China has cut interest rates for the first time in more than 2 years. The first thought is that China is trying to stimulate growth for a slowing economy. However, in making the announcement, the People’s Bank of China tried to emphasize that the economy is growing within a reasonable range, and the rate cut was not about spurring growth. Instead, they emphasized the need to reduce corporate financing costs to help struggling companies. So, you might think that lower rates would only encourage more borrowing in a country that already has too much debt. What the Chinese central bank appears to be doing is making it feasible to refinance the existing debt at lower rates, which would allow Chinese companies to lessen their debt burdens. So, in this way, lower rates is a way to deleverage.

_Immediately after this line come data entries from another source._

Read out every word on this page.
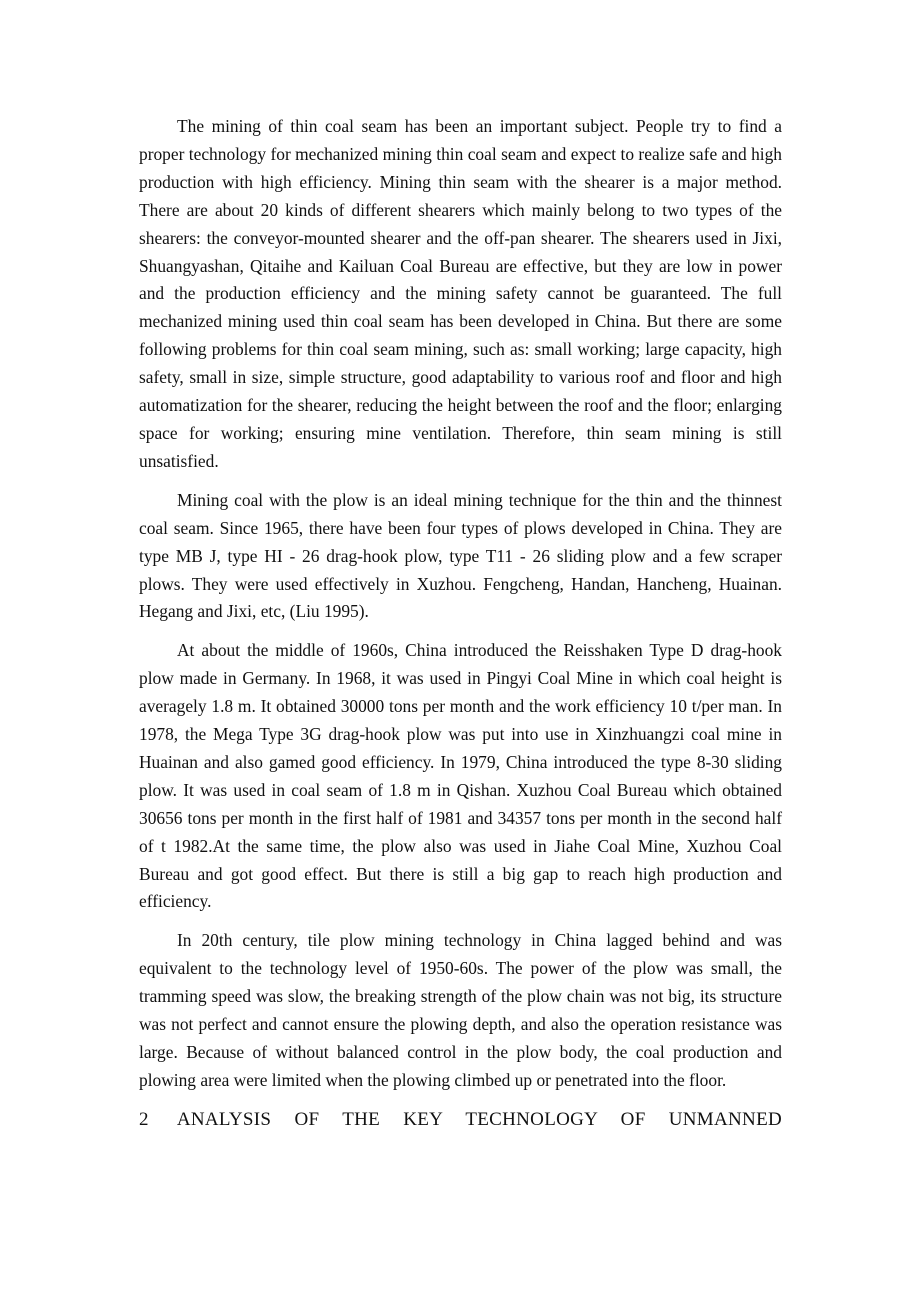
The mining of thin coal seam has been an important subject. People try to find a proper technology for mechanized mining thin coal seam and expect to realize safe and high production with high efficiency. Mining thin seam with the shearer is a major method. There are about 20 kinds of different shearers which mainly belong to two types of the shearers: the conveyor-mounted shearer and the off-pan shearer. The shearers used in Jixi, Shuangyashan, Qitaihe and Kailuan Coal Bureau are effective, but they are low in power and the production efficiency and the mining safety cannot be guaranteed. The full mechanized mining used thin coal seam has been developed in China. But there are some following problems for thin coal seam mining, such as: small working; large capacity, high safety, small in size, simple structure, good adaptability to various roof and floor and high automatization for the shearer, reducing the height between the roof and the floor; enlarging space for working; ensuring mine ventilation. Therefore, thin seam mining is still unsatisfied.

Mining coal with the plow is an ideal mining technique for the thin and the thinnest coal seam. Since 1965, there have been four types of plows developed in China. They are type MB J, type HI - 26 drag-hook plow, type T11 - 26 sliding plow and a few scraper plows. They were used effectively in Xuzhou. Fengcheng, Handan, Hancheng, Huainan. Hegang and Jixi, etc, (Liu 1995).

At about the middle of 1960s, China introduced the Reisshaken Type D drag-hook plow made in Germany. In 1968, it was used in Pingyi Coal Mine in which coal height is averagely 1.8 m. It obtained 30000 tons per month and the work efficiency 10 t/per man. In 1978, the Mega Type 3G drag-hook plow was put into use in Xinzhuangzi coal mine in Huainan and also gamed good efficiency. In 1979, China introduced the type 8-30 sliding plow. It was used in coal seam of 1.8 m in Qishan. Xuzhou Coal Bureau which obtained 30656 tons per month in the first half of 1981 and 34357 tons per month in the second half of t 1982.At the same time, the plow also was used in Jiahe Coal Mine, Xuzhou Coal Bureau and got good effect. But there is still a big gap to reach high production and efficiency.

In 20th century, tile plow mining technology in China lagged behind and was equivalent to the technology level of 1950-60s. The power of the plow was small, the tramming speed was slow, the breaking strength of the plow chain was not big, its structure was not perfect and cannot ensure the plowing depth, and also the operation resistance was large. Because of without balanced control in the plow body, the coal production and plowing area were limited when the plowing climbed up or penetrated into the floor.

2 ANALYSIS OF THE KEY TECHNOLOGY OF UNMANNED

And this is not the first attempt at reducing borrowing costs. Since September the People’s Bank of China has provided more than $130 billion in medium term loans to banks on the condition they lower borrowing rates for small businesses; trying to channel to certain industries, including small and rural businesses as well as government-financed low-income housing projects, without adding excess capacity to other industries, such as steel and real estate. The problem is that this did not work; most of China’s piecemeal efforts to make lending more affordable have not worked, and so the next step was to cut rates. And despite the official story, China is concerned about growth. China’s economy, the world’s second-largest after the US, grew by 7.3% year-over-year in the third quarter, its slowest pace in more than five years, and short of their 7.5% growth target.
Meanwhile, a lack of real demand for loans, rather than a shortage of credit, is holding the Chinese economy back; and whatever the justification, the People’s Bank of China is loosening monetary policy, and this is probably not the last rate cut. China joins the European Central Bank and the Bank of Japan in stimulative monetary policy, which raises the question of whether we are in a new round of currency wars or economic battles due to slow growth. Probably not, but this does add extra cash into the global financial system, and the global markets love free money.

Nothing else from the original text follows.